Looking at chart patterns can sometimes help identify future market direction. While this obviously is not a perfect science, or a guarantee in any way that things should work out as a pattern indicates, I have seen remarkable consistency with some of them over the past 25 years.
In previous posts, I have referred to some forecasters who include chart patterns in their analysis to view the big picture. One of those patterns that the S&P; 500 is currently generating is a huge head-and-shoulders (H&S;) formation. If you’re not familiar with it, here’s what the picture looks like:
This is a weekly chart, and the head and both shoulders are clearly defined. The theory is that if prices decline from the right shoulder, and break through the neckline (indicated by the red slanting line), that would complete the pattern and lead to lower prices.

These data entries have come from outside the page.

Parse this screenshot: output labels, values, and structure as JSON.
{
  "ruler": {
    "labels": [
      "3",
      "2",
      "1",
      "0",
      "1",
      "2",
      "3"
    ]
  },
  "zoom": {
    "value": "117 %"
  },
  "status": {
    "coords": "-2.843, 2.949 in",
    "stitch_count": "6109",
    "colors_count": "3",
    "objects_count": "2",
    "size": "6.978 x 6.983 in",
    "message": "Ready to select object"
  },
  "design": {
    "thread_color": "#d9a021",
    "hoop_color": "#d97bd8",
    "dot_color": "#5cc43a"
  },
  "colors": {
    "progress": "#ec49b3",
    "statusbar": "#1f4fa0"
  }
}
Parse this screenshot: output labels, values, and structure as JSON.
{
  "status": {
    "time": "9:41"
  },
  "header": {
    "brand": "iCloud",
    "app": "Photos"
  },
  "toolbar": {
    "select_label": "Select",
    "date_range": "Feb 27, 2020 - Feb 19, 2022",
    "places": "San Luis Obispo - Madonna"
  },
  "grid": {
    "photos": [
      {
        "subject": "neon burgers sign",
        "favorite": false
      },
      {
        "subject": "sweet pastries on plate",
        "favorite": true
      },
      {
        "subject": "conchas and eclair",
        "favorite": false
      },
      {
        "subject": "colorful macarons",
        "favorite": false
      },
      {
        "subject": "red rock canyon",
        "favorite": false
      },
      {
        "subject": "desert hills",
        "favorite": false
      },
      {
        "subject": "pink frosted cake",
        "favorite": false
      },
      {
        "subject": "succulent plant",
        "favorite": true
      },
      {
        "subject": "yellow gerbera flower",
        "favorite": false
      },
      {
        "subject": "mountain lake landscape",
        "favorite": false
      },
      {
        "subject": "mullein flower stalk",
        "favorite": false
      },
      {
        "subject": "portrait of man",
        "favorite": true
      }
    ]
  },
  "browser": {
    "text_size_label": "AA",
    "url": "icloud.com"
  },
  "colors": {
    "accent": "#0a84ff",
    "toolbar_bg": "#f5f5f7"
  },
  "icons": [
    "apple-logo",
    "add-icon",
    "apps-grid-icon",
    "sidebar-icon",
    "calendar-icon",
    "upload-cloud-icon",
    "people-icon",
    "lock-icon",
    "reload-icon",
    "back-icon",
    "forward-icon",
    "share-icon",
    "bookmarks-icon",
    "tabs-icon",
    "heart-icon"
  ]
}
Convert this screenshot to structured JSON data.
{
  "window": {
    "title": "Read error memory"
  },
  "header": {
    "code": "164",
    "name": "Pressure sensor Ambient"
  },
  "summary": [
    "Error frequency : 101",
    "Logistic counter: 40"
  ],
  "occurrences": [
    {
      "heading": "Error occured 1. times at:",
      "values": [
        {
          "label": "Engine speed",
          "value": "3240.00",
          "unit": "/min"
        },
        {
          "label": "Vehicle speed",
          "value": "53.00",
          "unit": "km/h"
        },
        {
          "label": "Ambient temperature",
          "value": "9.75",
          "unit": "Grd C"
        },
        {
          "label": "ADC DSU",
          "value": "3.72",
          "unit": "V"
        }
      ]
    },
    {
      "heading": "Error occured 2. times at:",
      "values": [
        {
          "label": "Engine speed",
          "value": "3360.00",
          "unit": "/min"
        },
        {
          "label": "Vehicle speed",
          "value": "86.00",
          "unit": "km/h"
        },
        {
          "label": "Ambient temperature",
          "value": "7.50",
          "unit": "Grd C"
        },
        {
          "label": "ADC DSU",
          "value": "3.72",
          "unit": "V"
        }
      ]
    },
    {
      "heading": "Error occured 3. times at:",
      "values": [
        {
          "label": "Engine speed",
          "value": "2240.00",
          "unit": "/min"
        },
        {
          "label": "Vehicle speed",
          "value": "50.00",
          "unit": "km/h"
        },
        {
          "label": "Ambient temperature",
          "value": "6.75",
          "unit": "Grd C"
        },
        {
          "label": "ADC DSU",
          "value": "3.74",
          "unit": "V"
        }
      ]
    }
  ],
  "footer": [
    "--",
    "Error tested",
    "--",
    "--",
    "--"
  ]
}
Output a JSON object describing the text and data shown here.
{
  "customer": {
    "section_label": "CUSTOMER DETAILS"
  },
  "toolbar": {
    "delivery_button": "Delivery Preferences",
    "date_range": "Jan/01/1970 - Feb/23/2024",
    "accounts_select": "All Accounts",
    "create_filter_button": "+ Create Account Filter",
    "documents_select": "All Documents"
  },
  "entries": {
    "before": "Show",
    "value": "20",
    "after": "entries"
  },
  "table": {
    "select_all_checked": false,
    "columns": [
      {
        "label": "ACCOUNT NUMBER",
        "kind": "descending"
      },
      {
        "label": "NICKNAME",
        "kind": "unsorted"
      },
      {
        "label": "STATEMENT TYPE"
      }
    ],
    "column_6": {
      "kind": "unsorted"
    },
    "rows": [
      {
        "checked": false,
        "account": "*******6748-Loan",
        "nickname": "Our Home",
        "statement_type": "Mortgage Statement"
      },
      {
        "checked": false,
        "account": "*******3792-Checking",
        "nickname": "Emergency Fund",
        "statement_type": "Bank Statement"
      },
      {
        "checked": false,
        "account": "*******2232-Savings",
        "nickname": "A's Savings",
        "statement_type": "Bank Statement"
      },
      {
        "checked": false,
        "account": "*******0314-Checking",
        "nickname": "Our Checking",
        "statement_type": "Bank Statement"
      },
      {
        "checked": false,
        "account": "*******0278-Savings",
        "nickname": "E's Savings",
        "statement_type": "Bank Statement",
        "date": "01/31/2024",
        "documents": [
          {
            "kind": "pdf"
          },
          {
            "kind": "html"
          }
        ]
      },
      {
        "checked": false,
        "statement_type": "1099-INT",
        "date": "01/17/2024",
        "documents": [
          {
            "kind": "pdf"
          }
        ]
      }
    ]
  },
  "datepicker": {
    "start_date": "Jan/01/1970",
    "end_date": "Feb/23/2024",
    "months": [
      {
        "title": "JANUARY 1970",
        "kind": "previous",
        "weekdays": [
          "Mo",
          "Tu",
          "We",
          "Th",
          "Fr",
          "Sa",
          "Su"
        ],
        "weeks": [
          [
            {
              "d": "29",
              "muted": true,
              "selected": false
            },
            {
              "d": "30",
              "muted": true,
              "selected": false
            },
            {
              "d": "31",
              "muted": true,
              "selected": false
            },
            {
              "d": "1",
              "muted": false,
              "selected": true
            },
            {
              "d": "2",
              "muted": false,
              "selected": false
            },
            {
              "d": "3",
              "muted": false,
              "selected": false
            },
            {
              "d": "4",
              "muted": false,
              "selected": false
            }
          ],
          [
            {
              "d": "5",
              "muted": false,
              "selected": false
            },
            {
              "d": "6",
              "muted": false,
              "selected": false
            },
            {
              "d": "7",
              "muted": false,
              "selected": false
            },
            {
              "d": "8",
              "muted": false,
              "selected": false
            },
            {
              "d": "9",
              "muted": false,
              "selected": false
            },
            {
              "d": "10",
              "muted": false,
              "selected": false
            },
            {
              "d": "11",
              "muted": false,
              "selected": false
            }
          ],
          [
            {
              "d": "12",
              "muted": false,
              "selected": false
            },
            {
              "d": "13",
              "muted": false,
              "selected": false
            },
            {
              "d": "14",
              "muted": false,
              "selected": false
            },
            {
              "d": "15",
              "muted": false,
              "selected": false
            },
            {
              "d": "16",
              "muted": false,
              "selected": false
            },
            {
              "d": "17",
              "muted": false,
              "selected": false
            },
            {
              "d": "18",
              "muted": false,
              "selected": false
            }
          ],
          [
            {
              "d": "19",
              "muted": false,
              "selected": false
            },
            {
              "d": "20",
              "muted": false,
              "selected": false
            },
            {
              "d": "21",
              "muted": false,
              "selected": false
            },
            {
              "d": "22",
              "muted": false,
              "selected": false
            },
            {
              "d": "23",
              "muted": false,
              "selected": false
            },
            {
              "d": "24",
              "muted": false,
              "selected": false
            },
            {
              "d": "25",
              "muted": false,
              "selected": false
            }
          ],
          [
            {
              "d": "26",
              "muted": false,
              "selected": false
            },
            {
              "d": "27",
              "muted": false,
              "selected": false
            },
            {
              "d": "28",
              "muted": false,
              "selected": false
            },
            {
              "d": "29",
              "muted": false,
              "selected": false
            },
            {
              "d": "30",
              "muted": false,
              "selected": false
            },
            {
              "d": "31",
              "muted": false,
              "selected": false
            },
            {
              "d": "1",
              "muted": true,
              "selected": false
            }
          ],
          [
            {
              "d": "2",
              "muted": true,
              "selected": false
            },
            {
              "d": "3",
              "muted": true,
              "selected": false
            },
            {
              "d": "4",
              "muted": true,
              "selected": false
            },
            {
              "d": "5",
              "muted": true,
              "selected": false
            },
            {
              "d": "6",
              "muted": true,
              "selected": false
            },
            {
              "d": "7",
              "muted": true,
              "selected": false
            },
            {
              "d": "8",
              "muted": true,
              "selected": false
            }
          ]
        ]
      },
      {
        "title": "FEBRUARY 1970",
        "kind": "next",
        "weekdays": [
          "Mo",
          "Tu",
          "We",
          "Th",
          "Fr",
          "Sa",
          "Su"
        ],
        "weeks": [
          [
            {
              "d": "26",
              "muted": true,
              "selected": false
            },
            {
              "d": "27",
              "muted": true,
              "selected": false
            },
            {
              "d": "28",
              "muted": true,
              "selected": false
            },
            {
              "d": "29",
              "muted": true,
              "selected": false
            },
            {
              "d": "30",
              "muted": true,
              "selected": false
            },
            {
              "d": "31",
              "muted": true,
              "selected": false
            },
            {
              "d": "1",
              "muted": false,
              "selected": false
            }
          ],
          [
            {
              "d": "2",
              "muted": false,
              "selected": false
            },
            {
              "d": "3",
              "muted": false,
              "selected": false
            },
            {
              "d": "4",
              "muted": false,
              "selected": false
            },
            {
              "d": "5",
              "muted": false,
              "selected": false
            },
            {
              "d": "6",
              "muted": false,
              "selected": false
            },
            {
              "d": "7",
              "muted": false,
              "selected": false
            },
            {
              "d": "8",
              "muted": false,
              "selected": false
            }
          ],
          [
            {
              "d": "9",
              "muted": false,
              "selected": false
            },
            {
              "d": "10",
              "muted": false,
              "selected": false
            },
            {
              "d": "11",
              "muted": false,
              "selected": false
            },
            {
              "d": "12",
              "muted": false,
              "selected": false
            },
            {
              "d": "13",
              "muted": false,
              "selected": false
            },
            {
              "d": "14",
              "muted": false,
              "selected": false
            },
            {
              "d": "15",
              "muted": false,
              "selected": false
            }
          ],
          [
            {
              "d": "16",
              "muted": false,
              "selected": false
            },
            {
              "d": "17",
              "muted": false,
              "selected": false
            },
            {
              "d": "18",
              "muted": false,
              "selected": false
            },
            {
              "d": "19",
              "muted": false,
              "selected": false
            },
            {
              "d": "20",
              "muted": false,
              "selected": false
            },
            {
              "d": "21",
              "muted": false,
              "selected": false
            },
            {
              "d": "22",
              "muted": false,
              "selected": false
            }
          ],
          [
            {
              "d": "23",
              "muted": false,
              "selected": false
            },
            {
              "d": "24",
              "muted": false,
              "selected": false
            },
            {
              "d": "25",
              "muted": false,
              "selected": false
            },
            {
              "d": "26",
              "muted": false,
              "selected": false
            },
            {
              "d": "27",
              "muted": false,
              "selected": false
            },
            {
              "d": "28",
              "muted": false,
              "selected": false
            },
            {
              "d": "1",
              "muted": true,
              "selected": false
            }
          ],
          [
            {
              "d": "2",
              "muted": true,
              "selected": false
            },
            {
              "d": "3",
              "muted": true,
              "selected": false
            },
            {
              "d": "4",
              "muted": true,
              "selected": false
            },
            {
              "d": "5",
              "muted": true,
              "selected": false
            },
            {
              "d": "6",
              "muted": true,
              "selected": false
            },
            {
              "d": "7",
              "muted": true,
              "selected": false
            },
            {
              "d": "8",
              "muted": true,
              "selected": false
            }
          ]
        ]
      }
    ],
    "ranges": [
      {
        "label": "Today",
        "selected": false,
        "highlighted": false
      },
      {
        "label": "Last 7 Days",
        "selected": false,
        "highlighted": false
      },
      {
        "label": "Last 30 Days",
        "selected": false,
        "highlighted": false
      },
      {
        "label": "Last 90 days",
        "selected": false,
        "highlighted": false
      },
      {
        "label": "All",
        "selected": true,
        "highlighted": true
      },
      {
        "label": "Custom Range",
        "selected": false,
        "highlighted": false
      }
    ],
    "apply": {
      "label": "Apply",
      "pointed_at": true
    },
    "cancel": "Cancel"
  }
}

The neckline resides currently in the 1,030 area, which means a 10% drop from current prices would get us to that level. With the markets having run up since Labor Day on hopeful economic assumptions, a slide back down could happen in a hurry, should these assumptions be met with disappointment.
Conversely, if prices rally from the top of the right shoulder and end up rising above the high point the “Head” has made (April 2010), all bets are off, and the bullish trend is likely to continue.
While chart patterns such as this one are not an integral part of trend tracking, I use them occasionally to see if I can get a heads-up on future market direction.